# Four Day work week for DWR and LEE KAY



## bigbr (Oct 24, 2007)

"To Our Valued Customers, Friends and Colleagues:

Beginning the week of August 4, 2008 the offices of the Division of Wildlife Resources 
will be CLOSED on all Fridays. This is in conjunction with Governor Huntsman's "Working 
4 Utah" initiative.

In addition, there will be new, extended hours of operation for the public. The new 
hours will be from 7:00 a.m. to 6:00 p.m., Monday through Thursday, except holidays. All 
state park recreation facilities and DWR law enforcement efforts will maintain current 
operating hours.

Additionally, the Lee Kay and Cache Valley Shooting Centers will now be closed on Sundays 
in addition to the current Mondays and Tuesdays. To accommodate demand the ranges will 
expand their hours of operation during the autumn months. Check with the centers for 
specific times.

Please note: the new hours of operation and Friday closures will extend to most state 
agencies. You are advised to check with the various agencies before you visit. Or, log 
onto: http://www.utah.gov for further information.

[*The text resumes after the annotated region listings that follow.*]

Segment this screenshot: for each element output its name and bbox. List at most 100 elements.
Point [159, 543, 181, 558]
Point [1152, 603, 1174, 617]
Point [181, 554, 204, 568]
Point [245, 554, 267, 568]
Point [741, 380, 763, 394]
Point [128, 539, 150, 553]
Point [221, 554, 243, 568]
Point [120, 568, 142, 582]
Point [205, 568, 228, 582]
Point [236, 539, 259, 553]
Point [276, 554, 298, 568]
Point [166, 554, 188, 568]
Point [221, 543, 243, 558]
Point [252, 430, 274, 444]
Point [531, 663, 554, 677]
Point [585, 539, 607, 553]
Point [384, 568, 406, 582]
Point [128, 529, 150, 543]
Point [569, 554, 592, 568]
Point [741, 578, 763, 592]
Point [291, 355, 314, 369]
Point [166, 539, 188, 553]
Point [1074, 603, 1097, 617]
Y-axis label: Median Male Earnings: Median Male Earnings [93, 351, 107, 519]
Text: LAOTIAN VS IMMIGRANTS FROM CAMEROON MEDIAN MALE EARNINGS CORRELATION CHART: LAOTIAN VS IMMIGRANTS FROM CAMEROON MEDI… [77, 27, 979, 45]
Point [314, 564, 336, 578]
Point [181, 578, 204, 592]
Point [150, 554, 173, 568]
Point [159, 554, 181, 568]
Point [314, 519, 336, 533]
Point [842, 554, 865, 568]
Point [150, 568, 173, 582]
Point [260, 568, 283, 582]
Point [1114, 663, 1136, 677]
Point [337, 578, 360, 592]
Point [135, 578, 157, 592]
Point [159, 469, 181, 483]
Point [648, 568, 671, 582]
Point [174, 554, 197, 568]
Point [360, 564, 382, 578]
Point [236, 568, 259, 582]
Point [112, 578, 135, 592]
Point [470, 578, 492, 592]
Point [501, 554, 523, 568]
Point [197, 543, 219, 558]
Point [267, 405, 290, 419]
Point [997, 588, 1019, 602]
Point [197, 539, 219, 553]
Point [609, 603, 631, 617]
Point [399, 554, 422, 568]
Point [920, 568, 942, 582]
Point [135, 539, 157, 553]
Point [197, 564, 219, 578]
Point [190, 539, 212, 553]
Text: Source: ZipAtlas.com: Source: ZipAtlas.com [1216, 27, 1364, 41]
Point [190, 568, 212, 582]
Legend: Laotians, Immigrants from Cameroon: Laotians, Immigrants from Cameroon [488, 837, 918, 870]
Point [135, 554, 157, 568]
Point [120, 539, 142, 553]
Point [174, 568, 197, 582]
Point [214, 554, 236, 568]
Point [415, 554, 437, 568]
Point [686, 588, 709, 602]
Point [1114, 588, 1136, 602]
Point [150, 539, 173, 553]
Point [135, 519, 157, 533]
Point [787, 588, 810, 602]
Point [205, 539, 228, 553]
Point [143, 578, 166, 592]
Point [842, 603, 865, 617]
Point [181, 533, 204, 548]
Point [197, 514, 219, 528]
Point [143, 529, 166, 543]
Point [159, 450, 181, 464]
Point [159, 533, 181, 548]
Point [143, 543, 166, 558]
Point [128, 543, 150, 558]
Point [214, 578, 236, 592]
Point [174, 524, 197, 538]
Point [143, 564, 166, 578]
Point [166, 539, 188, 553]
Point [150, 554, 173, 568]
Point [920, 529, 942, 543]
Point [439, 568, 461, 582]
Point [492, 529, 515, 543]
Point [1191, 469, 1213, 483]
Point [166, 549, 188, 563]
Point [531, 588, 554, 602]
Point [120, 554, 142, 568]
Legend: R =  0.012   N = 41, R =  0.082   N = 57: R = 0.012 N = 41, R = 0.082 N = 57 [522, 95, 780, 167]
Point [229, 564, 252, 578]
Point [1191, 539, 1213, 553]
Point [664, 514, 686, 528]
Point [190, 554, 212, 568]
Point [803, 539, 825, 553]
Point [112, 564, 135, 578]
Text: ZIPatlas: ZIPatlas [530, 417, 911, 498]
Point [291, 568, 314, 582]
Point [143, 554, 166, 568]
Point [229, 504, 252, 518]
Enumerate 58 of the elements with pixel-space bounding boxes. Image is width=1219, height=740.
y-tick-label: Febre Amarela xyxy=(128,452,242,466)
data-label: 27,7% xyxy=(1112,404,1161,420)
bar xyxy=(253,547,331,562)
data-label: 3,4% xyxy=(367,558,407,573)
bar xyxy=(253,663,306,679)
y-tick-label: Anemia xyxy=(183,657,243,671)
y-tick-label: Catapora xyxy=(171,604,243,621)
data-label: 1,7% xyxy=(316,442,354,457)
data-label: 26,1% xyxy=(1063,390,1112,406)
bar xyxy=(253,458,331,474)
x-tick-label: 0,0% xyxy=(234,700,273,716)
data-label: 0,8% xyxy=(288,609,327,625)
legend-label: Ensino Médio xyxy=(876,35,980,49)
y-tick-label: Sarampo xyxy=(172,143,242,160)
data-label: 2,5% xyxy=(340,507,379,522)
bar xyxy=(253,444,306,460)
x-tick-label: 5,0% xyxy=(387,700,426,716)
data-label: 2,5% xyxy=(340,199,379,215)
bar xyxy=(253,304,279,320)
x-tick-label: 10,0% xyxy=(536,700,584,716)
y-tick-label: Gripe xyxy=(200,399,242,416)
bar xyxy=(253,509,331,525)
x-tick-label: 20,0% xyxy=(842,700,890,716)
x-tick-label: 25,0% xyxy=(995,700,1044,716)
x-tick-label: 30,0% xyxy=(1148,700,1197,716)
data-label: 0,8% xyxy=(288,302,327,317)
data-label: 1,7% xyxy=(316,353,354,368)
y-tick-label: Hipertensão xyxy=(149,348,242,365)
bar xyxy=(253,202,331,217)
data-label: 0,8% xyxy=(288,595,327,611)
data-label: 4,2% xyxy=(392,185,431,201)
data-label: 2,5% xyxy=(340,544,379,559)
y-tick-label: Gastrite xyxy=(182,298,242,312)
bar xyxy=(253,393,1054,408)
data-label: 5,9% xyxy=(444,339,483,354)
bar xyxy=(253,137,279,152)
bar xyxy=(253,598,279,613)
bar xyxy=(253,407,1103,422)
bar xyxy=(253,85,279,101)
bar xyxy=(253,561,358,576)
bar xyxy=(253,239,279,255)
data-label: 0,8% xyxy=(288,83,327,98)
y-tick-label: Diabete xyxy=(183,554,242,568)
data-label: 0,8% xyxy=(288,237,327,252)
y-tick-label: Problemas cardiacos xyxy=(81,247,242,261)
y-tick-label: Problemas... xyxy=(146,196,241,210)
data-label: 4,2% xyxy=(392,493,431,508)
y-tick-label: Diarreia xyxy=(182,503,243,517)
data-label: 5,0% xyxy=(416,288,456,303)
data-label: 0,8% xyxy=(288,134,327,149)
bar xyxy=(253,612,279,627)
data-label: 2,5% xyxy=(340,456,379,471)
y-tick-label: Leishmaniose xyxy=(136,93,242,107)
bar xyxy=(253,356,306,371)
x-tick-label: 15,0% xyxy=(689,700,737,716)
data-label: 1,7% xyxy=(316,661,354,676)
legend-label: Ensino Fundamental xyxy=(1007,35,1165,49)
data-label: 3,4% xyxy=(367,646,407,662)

Thank you for your understanding and support of this important effort to address the 
energy issues facing Utah and the nation.

Sincerely,

James F. Karpowitz, Director
Utah Division of Wildlife Resources"


----------



## dkhntrdstn (Sep 7, 2007)

I get to work those hours to. man I cant wait more duck hunt for me now.


----------



## Trooper (Oct 18, 2007)

Does anyone know if the shotgun ranges at Lee-Kay will still be open on Sundays?


----------



## stillhuntin (Feb 14, 2008)

I'm not positive but I feel they will be open. The shotgun facility is leased from the state.
I don't know the number but you can call Lee Kay Center 972-1326, they have the number available.


----------